他的笑容突然凝固了,預感蘇錦接下來會說什么話。
“師兄對我說……紅塵難斷,那就牽掛著。青崖,你已經把我困在紅塵中了,怎么可以棄我于不顧?”
蘇錦的手堅定地順著他的脊骨往下,說的話愈發窩心。
“……在宣城得了黑節草和血茯苓之后,我日夜兼程地回來,擔驚受怕,唯恐再也見不到你。那些日子我無數次夢見你不在了,后來怕得每天夜里都不敢睡覺。”
吻住他的肩頭,虎牙輕輕地嵌進皮肉,手上動作不停,感覺到唐青崖在戰栗。
他突然和蘇錦有些心靈相通,剛要開口說話,對上那人眼角一閃而過的亮光,竟啞口無言。
“被那伙人截住退無可退的時候,我突然有種走投無路的感覺。

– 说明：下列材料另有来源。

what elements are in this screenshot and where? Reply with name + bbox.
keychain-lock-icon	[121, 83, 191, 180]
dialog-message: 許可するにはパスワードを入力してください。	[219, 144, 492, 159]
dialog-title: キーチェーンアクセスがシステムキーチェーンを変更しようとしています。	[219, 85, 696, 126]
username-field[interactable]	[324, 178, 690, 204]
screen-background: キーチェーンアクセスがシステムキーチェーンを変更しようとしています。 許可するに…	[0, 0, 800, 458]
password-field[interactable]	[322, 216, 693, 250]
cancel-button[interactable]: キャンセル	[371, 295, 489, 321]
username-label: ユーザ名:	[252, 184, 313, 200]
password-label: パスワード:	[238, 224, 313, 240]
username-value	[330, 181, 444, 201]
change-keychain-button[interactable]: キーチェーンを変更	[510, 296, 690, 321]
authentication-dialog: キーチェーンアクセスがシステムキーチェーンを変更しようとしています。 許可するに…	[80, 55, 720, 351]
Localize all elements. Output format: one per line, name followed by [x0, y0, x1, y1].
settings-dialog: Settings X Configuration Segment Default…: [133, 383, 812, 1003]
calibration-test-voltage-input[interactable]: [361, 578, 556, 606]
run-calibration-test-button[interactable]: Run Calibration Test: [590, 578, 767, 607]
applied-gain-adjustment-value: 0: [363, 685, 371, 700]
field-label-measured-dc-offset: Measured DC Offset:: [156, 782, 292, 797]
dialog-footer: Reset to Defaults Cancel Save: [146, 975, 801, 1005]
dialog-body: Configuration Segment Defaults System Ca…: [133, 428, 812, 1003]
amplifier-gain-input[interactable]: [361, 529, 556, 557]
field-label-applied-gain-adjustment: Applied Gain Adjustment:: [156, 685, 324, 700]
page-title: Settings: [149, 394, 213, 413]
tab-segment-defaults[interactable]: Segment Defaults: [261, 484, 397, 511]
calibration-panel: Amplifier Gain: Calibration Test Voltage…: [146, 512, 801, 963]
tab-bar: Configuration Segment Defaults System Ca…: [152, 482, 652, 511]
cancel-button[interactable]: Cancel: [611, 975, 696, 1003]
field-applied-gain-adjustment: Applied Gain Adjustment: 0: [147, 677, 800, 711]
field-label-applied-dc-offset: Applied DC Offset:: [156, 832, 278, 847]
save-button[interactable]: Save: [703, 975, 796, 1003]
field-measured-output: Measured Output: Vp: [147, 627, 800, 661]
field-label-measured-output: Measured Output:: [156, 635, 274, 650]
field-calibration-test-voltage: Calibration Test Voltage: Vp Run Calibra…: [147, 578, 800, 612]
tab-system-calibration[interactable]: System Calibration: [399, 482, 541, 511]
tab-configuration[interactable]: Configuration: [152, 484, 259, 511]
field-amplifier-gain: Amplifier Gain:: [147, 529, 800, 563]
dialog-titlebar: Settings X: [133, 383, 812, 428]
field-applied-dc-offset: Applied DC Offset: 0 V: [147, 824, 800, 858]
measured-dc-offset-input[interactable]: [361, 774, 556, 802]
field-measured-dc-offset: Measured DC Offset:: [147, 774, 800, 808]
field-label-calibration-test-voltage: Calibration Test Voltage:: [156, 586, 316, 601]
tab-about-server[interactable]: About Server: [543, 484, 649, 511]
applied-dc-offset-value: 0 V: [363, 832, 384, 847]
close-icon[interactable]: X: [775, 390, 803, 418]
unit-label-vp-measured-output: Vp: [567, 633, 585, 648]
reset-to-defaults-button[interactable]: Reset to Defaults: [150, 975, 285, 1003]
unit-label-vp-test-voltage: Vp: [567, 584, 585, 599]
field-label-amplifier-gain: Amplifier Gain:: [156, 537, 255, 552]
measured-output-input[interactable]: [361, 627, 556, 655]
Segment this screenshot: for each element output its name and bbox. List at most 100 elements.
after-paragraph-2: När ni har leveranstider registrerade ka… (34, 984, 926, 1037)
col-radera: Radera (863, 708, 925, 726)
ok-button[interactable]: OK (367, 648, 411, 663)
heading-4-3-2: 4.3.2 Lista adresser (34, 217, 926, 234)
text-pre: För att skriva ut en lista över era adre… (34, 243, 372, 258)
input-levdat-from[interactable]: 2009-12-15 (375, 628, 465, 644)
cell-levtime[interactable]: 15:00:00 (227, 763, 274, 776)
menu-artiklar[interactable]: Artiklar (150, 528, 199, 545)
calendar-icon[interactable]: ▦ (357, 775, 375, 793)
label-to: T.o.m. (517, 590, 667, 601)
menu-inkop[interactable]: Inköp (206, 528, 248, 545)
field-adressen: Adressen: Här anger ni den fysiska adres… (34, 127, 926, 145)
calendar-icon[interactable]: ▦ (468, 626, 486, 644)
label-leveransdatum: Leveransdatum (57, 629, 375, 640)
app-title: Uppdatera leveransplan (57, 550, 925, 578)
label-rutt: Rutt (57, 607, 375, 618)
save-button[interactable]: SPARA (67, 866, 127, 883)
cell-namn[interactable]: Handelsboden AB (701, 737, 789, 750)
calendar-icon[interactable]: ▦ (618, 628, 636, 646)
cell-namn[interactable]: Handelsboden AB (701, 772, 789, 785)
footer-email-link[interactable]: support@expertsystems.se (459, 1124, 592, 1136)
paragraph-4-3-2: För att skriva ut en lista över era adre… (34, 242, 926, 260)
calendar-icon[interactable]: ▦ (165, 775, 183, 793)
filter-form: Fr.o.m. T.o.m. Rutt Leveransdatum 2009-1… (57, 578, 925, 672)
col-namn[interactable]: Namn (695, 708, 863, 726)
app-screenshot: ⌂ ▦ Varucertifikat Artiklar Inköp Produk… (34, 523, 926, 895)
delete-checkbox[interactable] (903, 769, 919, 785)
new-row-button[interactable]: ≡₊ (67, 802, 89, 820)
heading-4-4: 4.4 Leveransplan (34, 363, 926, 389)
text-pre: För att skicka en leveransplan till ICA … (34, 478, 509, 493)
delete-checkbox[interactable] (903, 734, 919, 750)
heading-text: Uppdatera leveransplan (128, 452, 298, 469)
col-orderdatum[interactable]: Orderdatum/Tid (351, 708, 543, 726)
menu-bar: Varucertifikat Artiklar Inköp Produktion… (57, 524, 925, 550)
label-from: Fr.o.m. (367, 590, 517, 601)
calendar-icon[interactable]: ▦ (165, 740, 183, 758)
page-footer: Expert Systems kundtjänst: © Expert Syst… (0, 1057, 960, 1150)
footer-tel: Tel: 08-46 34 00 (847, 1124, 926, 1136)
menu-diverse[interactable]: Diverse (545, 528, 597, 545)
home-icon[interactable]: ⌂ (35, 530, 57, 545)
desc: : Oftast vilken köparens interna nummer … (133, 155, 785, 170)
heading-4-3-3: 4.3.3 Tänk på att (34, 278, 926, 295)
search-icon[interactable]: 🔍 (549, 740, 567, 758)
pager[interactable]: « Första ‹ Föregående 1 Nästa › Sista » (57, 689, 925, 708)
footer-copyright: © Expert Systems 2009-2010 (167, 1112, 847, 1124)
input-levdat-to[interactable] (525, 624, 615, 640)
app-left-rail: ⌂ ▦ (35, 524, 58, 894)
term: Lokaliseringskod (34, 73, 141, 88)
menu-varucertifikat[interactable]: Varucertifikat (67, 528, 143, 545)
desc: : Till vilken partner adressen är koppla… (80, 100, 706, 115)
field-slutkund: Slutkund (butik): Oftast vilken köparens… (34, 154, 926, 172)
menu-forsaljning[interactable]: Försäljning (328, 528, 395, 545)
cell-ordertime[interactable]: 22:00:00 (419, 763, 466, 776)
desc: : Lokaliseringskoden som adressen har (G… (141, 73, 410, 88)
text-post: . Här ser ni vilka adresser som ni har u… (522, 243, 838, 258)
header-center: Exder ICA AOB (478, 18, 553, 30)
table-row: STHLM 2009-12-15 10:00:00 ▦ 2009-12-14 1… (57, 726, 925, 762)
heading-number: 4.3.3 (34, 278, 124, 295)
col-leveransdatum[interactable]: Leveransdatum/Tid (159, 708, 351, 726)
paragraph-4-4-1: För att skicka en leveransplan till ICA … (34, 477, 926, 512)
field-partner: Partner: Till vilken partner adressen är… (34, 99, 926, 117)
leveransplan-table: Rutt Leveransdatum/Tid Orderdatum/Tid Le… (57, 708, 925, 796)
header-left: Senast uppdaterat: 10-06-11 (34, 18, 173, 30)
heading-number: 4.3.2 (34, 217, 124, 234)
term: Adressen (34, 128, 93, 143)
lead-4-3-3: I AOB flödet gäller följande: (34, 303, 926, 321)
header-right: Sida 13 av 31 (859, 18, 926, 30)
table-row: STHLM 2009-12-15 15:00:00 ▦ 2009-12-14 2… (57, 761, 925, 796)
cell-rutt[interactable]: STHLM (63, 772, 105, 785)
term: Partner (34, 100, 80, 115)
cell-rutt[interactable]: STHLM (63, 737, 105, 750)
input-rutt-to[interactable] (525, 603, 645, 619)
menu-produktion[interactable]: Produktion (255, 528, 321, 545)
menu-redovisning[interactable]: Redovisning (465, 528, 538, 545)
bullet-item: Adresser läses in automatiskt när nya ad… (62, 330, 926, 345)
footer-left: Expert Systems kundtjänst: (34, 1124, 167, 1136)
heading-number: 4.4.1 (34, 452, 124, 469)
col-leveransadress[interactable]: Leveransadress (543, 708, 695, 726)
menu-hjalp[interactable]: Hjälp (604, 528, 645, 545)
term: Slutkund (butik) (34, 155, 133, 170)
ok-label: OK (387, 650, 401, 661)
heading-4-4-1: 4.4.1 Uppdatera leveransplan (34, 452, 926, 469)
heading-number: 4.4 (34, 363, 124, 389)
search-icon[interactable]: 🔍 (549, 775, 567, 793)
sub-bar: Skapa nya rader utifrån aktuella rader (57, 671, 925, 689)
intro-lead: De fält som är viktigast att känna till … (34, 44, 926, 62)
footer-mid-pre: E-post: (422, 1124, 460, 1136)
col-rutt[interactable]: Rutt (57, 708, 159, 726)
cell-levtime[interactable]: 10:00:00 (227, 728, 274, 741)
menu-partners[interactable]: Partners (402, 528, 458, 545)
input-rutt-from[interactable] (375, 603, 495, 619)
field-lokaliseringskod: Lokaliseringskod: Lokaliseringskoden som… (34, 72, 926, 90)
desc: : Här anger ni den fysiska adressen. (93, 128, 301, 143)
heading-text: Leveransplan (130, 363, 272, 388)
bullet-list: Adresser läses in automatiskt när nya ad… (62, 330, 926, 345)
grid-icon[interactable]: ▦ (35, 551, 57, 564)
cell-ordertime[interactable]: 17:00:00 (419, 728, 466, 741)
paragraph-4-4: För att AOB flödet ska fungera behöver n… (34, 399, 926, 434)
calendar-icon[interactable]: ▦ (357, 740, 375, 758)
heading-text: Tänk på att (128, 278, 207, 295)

那時我想,其實你或許已經不在了呢,那如果死了就能見你,死亡也沒什么好怕的……在昏迷之時,我見到你的樣子,又記起三十日約定未到,我不敢。”
……不敢夢,不敢死。
想見又不敢見,害怕看到一具冰冷的尸體。
唐青崖不由自主地屈起一條腿,抱過他的背,一個安慰的姿勢,顧不得這和自己先前所想不太一樣。記憶中還以為是個少年的身軀單薄卻結實,后背一道傷口兇險的很,又有許多小傷疤,凹凸不平,全是他成長的證明。